Daniel_Burfoot 5 Sep 2010 17:27 UTC
0 points

So every theory has to cover all of cosmology? Most astrophysicists study really specific things, and make advances in those;

In this case, the researcher would take the current standard compressor/model and make a modification to a single module or component of the software, and then show that the modification leads to improved codelengths.

No physical theory will outperform 7zip (or whatever), because to get all the digits right it will need those or correction factors of nearly that size anyway.

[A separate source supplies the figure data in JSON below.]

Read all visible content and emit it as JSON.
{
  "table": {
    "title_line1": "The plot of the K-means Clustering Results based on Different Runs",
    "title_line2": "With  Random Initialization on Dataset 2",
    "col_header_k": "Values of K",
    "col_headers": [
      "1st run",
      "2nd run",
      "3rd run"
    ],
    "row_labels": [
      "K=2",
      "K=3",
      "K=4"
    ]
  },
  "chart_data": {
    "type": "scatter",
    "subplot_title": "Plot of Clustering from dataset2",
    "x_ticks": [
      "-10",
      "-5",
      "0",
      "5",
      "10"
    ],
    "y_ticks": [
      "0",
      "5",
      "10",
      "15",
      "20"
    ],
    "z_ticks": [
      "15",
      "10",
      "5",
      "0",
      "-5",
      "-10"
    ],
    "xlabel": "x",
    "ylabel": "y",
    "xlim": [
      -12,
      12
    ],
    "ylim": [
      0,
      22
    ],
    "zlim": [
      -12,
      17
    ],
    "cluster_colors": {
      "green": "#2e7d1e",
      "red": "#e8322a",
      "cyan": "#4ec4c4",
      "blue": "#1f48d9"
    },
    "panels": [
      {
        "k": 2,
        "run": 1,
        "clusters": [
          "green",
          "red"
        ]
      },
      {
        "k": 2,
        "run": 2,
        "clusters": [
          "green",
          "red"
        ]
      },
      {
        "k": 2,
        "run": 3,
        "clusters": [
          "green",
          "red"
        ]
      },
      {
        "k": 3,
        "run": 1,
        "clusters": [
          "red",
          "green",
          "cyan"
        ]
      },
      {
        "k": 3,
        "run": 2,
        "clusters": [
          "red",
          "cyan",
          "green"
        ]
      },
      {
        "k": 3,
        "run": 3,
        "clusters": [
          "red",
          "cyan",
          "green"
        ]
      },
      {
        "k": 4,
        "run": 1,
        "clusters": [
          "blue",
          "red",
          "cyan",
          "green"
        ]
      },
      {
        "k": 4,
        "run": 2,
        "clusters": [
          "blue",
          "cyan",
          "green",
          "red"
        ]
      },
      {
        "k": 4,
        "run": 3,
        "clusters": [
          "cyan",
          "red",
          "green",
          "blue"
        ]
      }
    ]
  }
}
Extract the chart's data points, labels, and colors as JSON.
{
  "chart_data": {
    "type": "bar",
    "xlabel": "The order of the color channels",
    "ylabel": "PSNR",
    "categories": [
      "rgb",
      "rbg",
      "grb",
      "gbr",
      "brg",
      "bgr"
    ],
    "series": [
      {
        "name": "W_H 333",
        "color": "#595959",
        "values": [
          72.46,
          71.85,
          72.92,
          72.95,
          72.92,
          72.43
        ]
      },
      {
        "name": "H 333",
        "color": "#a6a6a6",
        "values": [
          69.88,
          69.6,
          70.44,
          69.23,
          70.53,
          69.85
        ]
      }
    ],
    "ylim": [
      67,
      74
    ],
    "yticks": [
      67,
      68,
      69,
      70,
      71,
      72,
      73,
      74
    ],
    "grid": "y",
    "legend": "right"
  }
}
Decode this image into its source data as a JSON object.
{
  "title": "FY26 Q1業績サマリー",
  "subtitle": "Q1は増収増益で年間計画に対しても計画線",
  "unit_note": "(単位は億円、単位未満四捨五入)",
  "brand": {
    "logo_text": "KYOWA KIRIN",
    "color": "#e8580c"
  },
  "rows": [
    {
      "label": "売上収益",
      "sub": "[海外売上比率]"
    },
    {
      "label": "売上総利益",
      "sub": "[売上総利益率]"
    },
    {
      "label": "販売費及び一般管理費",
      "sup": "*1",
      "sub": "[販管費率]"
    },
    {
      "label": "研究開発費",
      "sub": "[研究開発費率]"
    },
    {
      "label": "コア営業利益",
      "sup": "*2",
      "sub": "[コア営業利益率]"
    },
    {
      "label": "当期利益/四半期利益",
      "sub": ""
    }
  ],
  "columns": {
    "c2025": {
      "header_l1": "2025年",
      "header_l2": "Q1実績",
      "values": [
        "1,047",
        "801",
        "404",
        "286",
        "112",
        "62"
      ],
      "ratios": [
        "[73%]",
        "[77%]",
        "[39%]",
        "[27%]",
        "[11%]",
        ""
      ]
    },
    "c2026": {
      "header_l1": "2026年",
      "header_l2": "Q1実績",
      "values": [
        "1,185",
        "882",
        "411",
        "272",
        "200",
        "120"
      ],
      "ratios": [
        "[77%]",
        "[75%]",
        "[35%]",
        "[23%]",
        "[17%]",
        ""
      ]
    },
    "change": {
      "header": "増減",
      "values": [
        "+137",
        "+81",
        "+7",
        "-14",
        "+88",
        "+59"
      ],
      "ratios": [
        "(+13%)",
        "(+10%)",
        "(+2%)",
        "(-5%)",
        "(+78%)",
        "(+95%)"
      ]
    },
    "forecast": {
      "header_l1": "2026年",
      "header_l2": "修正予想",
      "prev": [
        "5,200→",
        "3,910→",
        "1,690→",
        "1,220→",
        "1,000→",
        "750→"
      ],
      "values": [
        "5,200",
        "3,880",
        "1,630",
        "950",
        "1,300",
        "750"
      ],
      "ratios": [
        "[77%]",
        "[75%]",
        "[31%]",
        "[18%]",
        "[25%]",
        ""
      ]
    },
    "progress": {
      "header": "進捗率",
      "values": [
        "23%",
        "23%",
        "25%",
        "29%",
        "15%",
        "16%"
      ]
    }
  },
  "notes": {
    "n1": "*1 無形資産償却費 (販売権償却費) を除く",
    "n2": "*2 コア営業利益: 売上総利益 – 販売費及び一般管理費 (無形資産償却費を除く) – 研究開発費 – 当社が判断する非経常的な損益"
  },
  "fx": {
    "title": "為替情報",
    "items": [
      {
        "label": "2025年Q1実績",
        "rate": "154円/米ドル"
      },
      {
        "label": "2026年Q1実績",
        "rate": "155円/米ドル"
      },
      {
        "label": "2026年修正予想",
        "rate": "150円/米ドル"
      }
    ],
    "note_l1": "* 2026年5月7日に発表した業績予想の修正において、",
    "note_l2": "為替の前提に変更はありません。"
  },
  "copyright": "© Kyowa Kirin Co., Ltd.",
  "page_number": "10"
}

You’re getting at an important subtlety, which is that if the observations include many digits of precision, it will be impossible to achieve good compression in absolute terms. But the absolute rate is irrelevant; the point is to compare theories. So maybe theory A can only achieve 10% compression, but if the previous champion only gets 9%, then theory A should be preferred. But a specialized compressor based on astrophysical theories will outperform 7zip on a database of cosmological observations, though maybe by only a small amount in absolute terms.
- datadataeverywhere 5 Sep 2010 21:32 UTC
  3 points
  Parent
  You seem very confident in both those points. Can you justify that? I’m familiar with (both implemented and reverse-engineered) both generic and specialized compressions algorithms, and I don’t personally see a way to assure that (accurate) cosmological models substantially outperform generic compression, at least without loss. On the other hand, I have little experience with astronomy, so please correct me where I’m making inaccurate assumptions.
  
  I’m imagining this database to be structured so that it holds rows along the lines of (datetime, position, luminosity by spectral component). Since I don’t have a background in astronomy, maybe that’s a complete misunderstanding. However, I see this as holding an enormous number of events, each of which consists of a small amount of information, most of which are either unrelated to other events in the database or trivially related so that very simple rules would predict better than trying to model all of the physical processes occurring in the stars [or whatever] that were the source of the event.
  
  Part of the reason I feel this way is that we can gather so little information; the luminosity of a star varies, and we understand at least some about what can make it vary, but I am currently under the impression that actually understanding a distant star’s internal processes is so far away from what we can gather from the little light we receive that most of the variance is expected but isn’t predictable. We don’t even understand our own Sun that well!
  
  There is also the problem with weighing items; if I assume that an accurate cosmological model would work well, one that accurately predicts stellar life cycles but wholly misunderstands the acceleration of the expansion of the universe would do much better than a model that accurately captured all of that, but to even a small degree was less well fitted to observed stellar life cycles (even if it is more accurate and less over fitted). Some of the most interesting questions we are investigating right now are the rarest events; if we have a row in the database for each observable time period, you start with an absolutely enormous number of rows for each observable star, but once-in-a-lifetime events are what really intrigue and confound us; starting with so little data, compressing them is simply not worth the compressors time, relative to compressing the much better understood phenomena.